Op die zondagmorgen dus marcheerden de heren, nog even keurig in pak als de vorige dag, maar zonder vrouwen, achter de muziek aan de berg op. De kist of liever gezegd het kastje werd geopend door de voorkant eraf te halen en het bleek dat daarin een houten vogel zat. Hij lag als het ware plat tegen de achterkant. Je zag hem op zijn rug, de kop omhoog, de vleugels gespreid naar de zijkanten en de staart naar beneden. Het kistje werd omhoog gehesen en zo werd die vogel, metershoog in de lucht het doel waarop ze gingen schieten. Ja, dat had ik kunnen bedenken, het heette niet voor niets een schuttersfeest.



Wij konden achter een veiligheidsbarriere bestaande uit boomstammen, toekijken. Van spelregels, winnaars of verliezers wist ik niets, maar ik vond het eigenlijk allemaal maar een bizar gebeuren. Ten eerste al dat openlijke vertoon van dat vele wapentuig. Dat stond me eigenlijk niet zo aan, bloemen of geen bloemen dat maakte bitter weinig uit. Maar ook dat gemarcheer lag bij mij nog wel een beetje gevoelig, gezien de vele verhalen van de afgelopen oorlog, die we in onze opvoeding in grote getale hadden meegekregen. Aan de andere kant was het ook wel leuk om zo iets aparts mee te maken, want dat zie je natuurlijk niet elke dag.

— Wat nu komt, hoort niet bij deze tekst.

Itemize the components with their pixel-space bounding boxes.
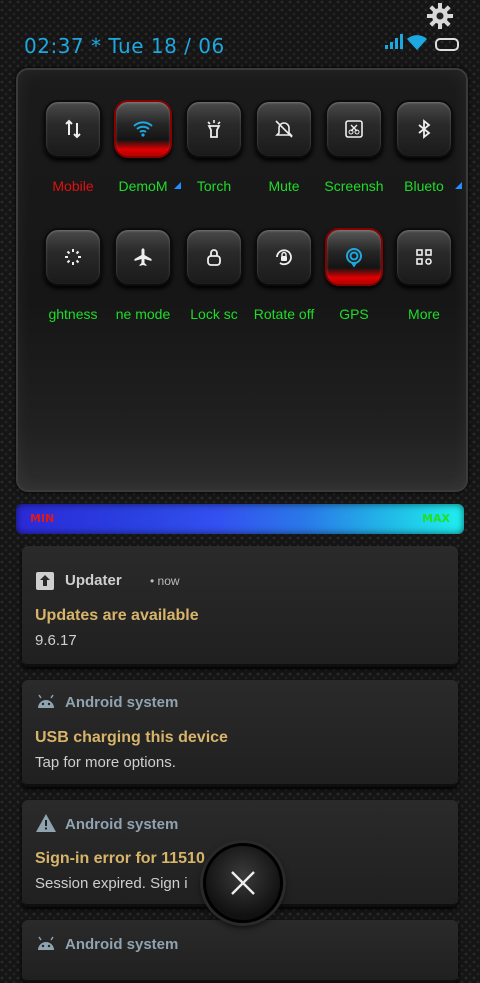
expand-arrow-icon[interactable] bbox=[455, 182, 462, 189]
torch-icon bbox=[185, 100, 243, 158]
tile-lock-screen[interactable]: Lock sc bbox=[179, 228, 249, 328]
tile-label: Blueto bbox=[404, 178, 444, 194]
settings-gear-icon[interactable] bbox=[426, 2, 454, 30]
notification-time-value: now bbox=[157, 574, 180, 588]
notification-app-name: Updater bbox=[65, 572, 122, 589]
tile-mute[interactable]: Mute bbox=[249, 100, 319, 200]
brightness-icon bbox=[44, 228, 102, 286]
notification-app-name: Android system bbox=[65, 694, 179, 711]
brightness-max-label: MAX bbox=[422, 512, 450, 525]
lock-icon bbox=[185, 228, 243, 286]
clear-notifications-button[interactable] bbox=[203, 843, 283, 923]
update-icon bbox=[36, 572, 54, 590]
brightness-min-label: MIN bbox=[30, 512, 55, 525]
notification-usb-charging[interactable]: Android system USB charging this device … bbox=[22, 680, 458, 787]
tile-more[interactable]: More bbox=[389, 228, 459, 328]
close-icon bbox=[231, 871, 255, 895]
status-bar: 02:37 * Tue 18 / 06 bbox=[0, 0, 480, 60]
android-icon bbox=[38, 694, 54, 708]
android-icon bbox=[38, 936, 54, 950]
tile-wifi[interactable]: DemoM bbox=[108, 100, 181, 200]
tile-rotate[interactable]: Rotate off bbox=[249, 228, 319, 328]
notification-title: Updates are available bbox=[35, 607, 199, 624]
rotate-lock-icon bbox=[255, 228, 313, 286]
bluetooth-icon bbox=[395, 100, 453, 158]
warning-icon bbox=[36, 814, 56, 832]
battery-icon bbox=[435, 38, 459, 51]
notification-title: Sign-in error for 11510 bbox=[35, 850, 205, 867]
tile-gps[interactable]: GPS bbox=[319, 228, 389, 328]
mobile-data-icon bbox=[44, 100, 102, 158]
notification-text: Session expired. Sign i bbox=[35, 875, 188, 892]
notification-text: Tap for more options. bbox=[35, 754, 176, 771]
tile-airplane-mode[interactable]: ne mode bbox=[108, 228, 178, 328]
wifi-icon bbox=[407, 35, 427, 50]
tile-label: ne mode bbox=[115, 306, 171, 322]
signal-icon bbox=[385, 34, 403, 49]
airplane-icon bbox=[114, 228, 172, 286]
tile-label: More bbox=[408, 306, 440, 322]
wifi-icon bbox=[114, 100, 172, 158]
notification-updater[interactable]: Updater • now Updates are available 9.6.… bbox=[22, 546, 458, 667]
status-time-date: 02:37 * Tue 18 / 06 bbox=[24, 34, 225, 58]
tile-label: DemoM bbox=[118, 178, 168, 194]
notification-text: 9.6.17 bbox=[35, 632, 77, 649]
notification-app-name: Android system bbox=[65, 936, 179, 953]
notification-android-system[interactable]: Android system bbox=[22, 920, 458, 983]
tile-bluetooth[interactable]: Blueto bbox=[389, 100, 462, 200]
gps-icon bbox=[325, 228, 383, 286]
quick-settings-panel: Mobile DemoM Torch Mute Screensh Blueto … bbox=[16, 68, 468, 492]
tile-torch[interactable]: Torch bbox=[179, 100, 249, 200]
tile-brightness[interactable]: ghtness bbox=[38, 228, 108, 328]
brightness-slider[interactable]: MIN MAX bbox=[16, 504, 464, 534]
screenshot-icon bbox=[325, 100, 383, 158]
mute-icon bbox=[255, 100, 313, 158]
tile-mobile-data[interactable]: Mobile bbox=[38, 100, 108, 200]
notification-time: • now bbox=[150, 574, 180, 588]
notification-title: USB charging this device bbox=[35, 729, 228, 746]
tile-screenshot[interactable]: Screensh bbox=[319, 100, 389, 200]
more-icon bbox=[395, 228, 453, 286]
notification-app-name: Android system bbox=[65, 816, 179, 833]
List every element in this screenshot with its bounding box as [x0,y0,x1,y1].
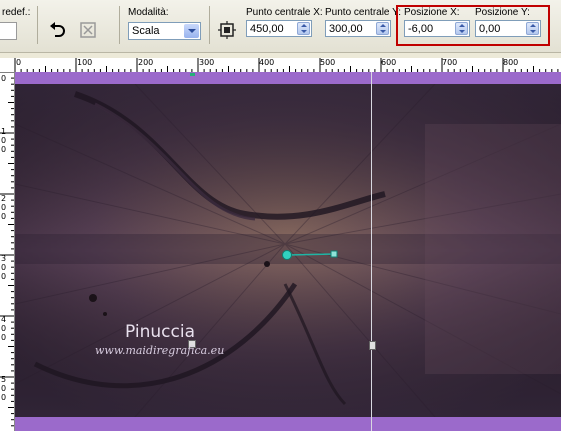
ruler-label: 2 0 0 [1,194,7,221]
preset-label: redef.: [2,7,31,18]
center-y-label: Punto centrale Y: [325,7,401,18]
chevron-down-icon[interactable] [184,24,199,38]
position-highlight-box [396,5,550,46]
guide-handle[interactable] [369,341,376,350]
rotation-handle[interactable] [280,247,340,263]
ruler-label: 0 [16,58,22,67]
top-purple-band [15,72,561,84]
ruler-label: 0 [1,74,7,83]
separator [209,6,210,44]
mode-label: Modalità: [128,7,169,18]
ruler-label: 300 [199,58,215,67]
bottom-purple-band [15,417,561,431]
center-x-label: Punto centrale X: [246,7,323,18]
separator [119,6,120,44]
ruler-label: 3 0 0 [1,254,7,281]
top-center-handle[interactable] [190,73,195,76]
ruler-label: 600 [381,58,397,67]
watermark-name: Pinuccia [125,322,195,342]
flip-icon[interactable] [78,20,98,40]
center-x-spinner[interactable] [297,22,310,35]
ruler-label: 500 [320,58,336,67]
ruler-label: 200 [138,58,154,67]
ruler-label: 400 [259,58,275,67]
preset-dropdown-fragment[interactable] [0,22,17,40]
center-x-field[interactable] [246,20,312,37]
center-y-spinner[interactable] [376,22,389,35]
ruler-label: 5 0 0 [1,375,7,402]
center-y-field[interactable] [325,20,391,37]
vertical-ruler: 0 1 0 0 2 0 0 3 0 0 4 0 0 5 0 0 [0,72,15,431]
mode-select-value: Scala [132,25,160,37]
separator [37,6,38,44]
image-canvas[interactable]: Pinuccia www.maidiregrafica.eu [15,72,561,431]
mode-select[interactable]: Scala [128,22,201,40]
tool-options-bar: redef.: Modalità: Scala Punto centrale X… [0,0,561,53]
ruler-label: 1 0 0 [1,127,7,154]
vertical-guide-line[interactable] [371,72,372,431]
ruler-label: 700 [442,58,458,67]
ruler-label: 100 [77,58,93,67]
undo-icon[interactable] [48,20,68,40]
pick-tool-icon[interactable] [217,20,237,40]
horizontal-ruler: 0 100 200 300 400 500 600 700 800 [0,58,561,73]
watermark-url: www.maidiregrafica.eu [95,344,225,357]
ruler-label: 4 0 0 [1,315,7,342]
ruler-label: 800 [503,58,519,67]
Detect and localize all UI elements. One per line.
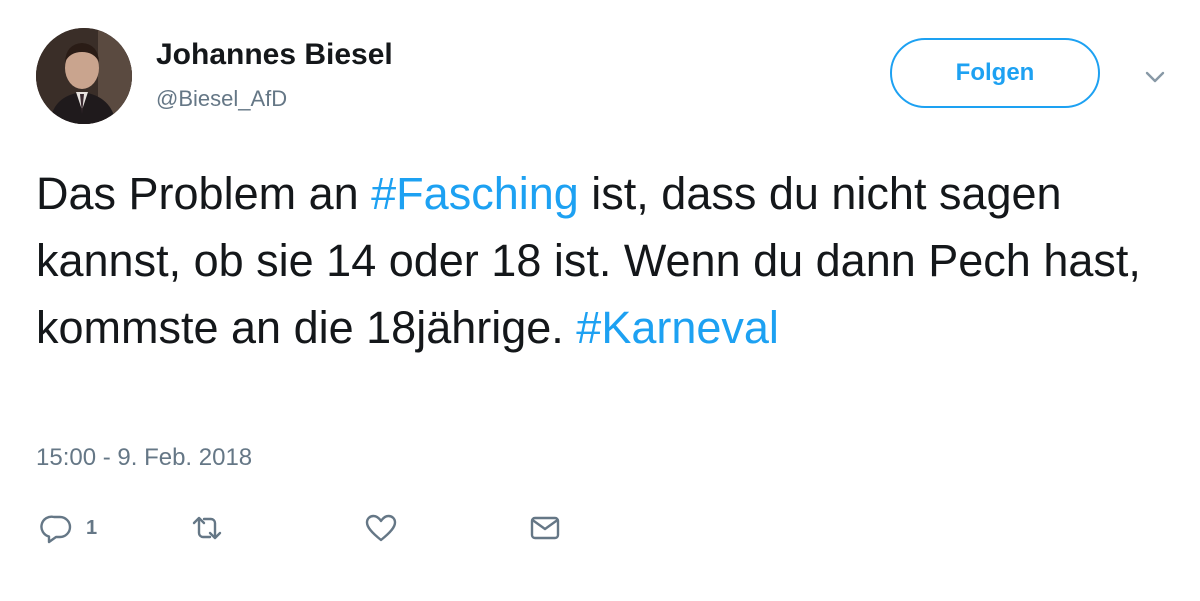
hashtag-link-karneval[interactable]: #Karneval [576, 302, 779, 353]
envelope-icon [528, 511, 562, 545]
chevron-down-icon[interactable] [1140, 62, 1170, 92]
direct-message-button[interactable] [528, 505, 562, 551]
retweet-button[interactable] [190, 505, 224, 551]
like-button[interactable] [364, 505, 398, 551]
hashtag-link-fasching[interactable]: #Fasching [371, 168, 579, 219]
tweet-card: Johannes Biesel @Biesel_AfD Folgen Das P… [0, 0, 1200, 601]
author-handle[interactable]: @Biesel_AfD [156, 86, 287, 112]
author-display-name[interactable]: Johannes Biesel [156, 38, 393, 72]
reply-icon [40, 511, 74, 545]
follow-button[interactable]: Folgen [890, 38, 1100, 108]
tweet-text: Das Problem an #Fasching ist, dass du ni… [36, 160, 1166, 361]
avatar-image [36, 28, 132, 124]
tweet-actions: 1 [36, 505, 636, 551]
retweet-icon [190, 511, 224, 545]
heart-icon [364, 511, 398, 545]
tweet-text-segment: Das Problem an [36, 168, 372, 219]
reply-count: 1 [86, 516, 98, 539]
avatar[interactable] [36, 28, 132, 124]
reply-button[interactable]: 1 [40, 505, 97, 551]
tweet-timestamp[interactable]: 15:00 - 9. Feb. 2018 [36, 444, 252, 472]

In 1977, de volgende vakantie dus, hebben we nogmaals die berg beklommen om een festiviteit mee te maken. Deze had gelukkig niets met schieten te maken. Op een avond nodigde Herr Schulte ons en de andere gasten van het appartement uit om de berg op te komen. Wat wij precies gingen doen wisten we niet, maar het leek op een barbecue. De hele etensboel ging de berg op waar hij ons inwijdde in de kunst van het “Igelbraten”. Men neme een aardappel, wat uien en vlees, en pak dat goed in het allumiumfolie. Dat is de “Igel” en die stop je dan in z`n geheel in een smeulend houtvuur, terwijl je hem in het vuur afdekt met houtsnippers of wat je maar bij je op de grond voorhanden hebt. Je bent per slot van rekening in een bos. Zo braad je de "Igel" gaar. Natuurlijk is dan wat gepeuter en gepulk nodig om het gloeiende allumiumfolie te openen maar de beloning is er naar. Het is echt lekker. Vanzelfsprekend was er ook de nodige drank aanwezig.

       

Het was alles bij elkaar een gezellige boel op die berg en toen het donker begon te worden had je het licht van het vuur nodig om nog een beetje te kunnen zien wat je at of dronk. Dat was natuurlijk nog leuker, en zeker voor de kinderen die dit veel plezieriger vonden dan om zeven uur naar bed gaan.

Trouwens over licht gesproken, toen Ingrid dat stukje las, maakte zij mij erop attent dat het haar eerste ontmoeting was met vuurvliegjes. Helemaal waar Ingrid, niet alleen voor jou hoor, ook voor mij was dat de eerste keer dat ik ze zo bewust meemaakte. Het is een wonderlijk en feeëriek gezicht, al die bewegende lichtpuntjes om je heen.

Al met al was het eerste en enige keer dat wij zo`n sociaal gebeuren hebben meegemaakt met onze medegasten gedurende een vakantie en het was een superervaring. Soms, heel af en toe als ik een survival programma op tv zie, moet ik daar dan nog wel eens aan terugdenken, want zeg nou zelf, doen zij eigenlijk niet precies hetzelfde. Hoewel, allumiumfolie? Ik denk niet dat ze dat dan in hun bagage hebben zitten.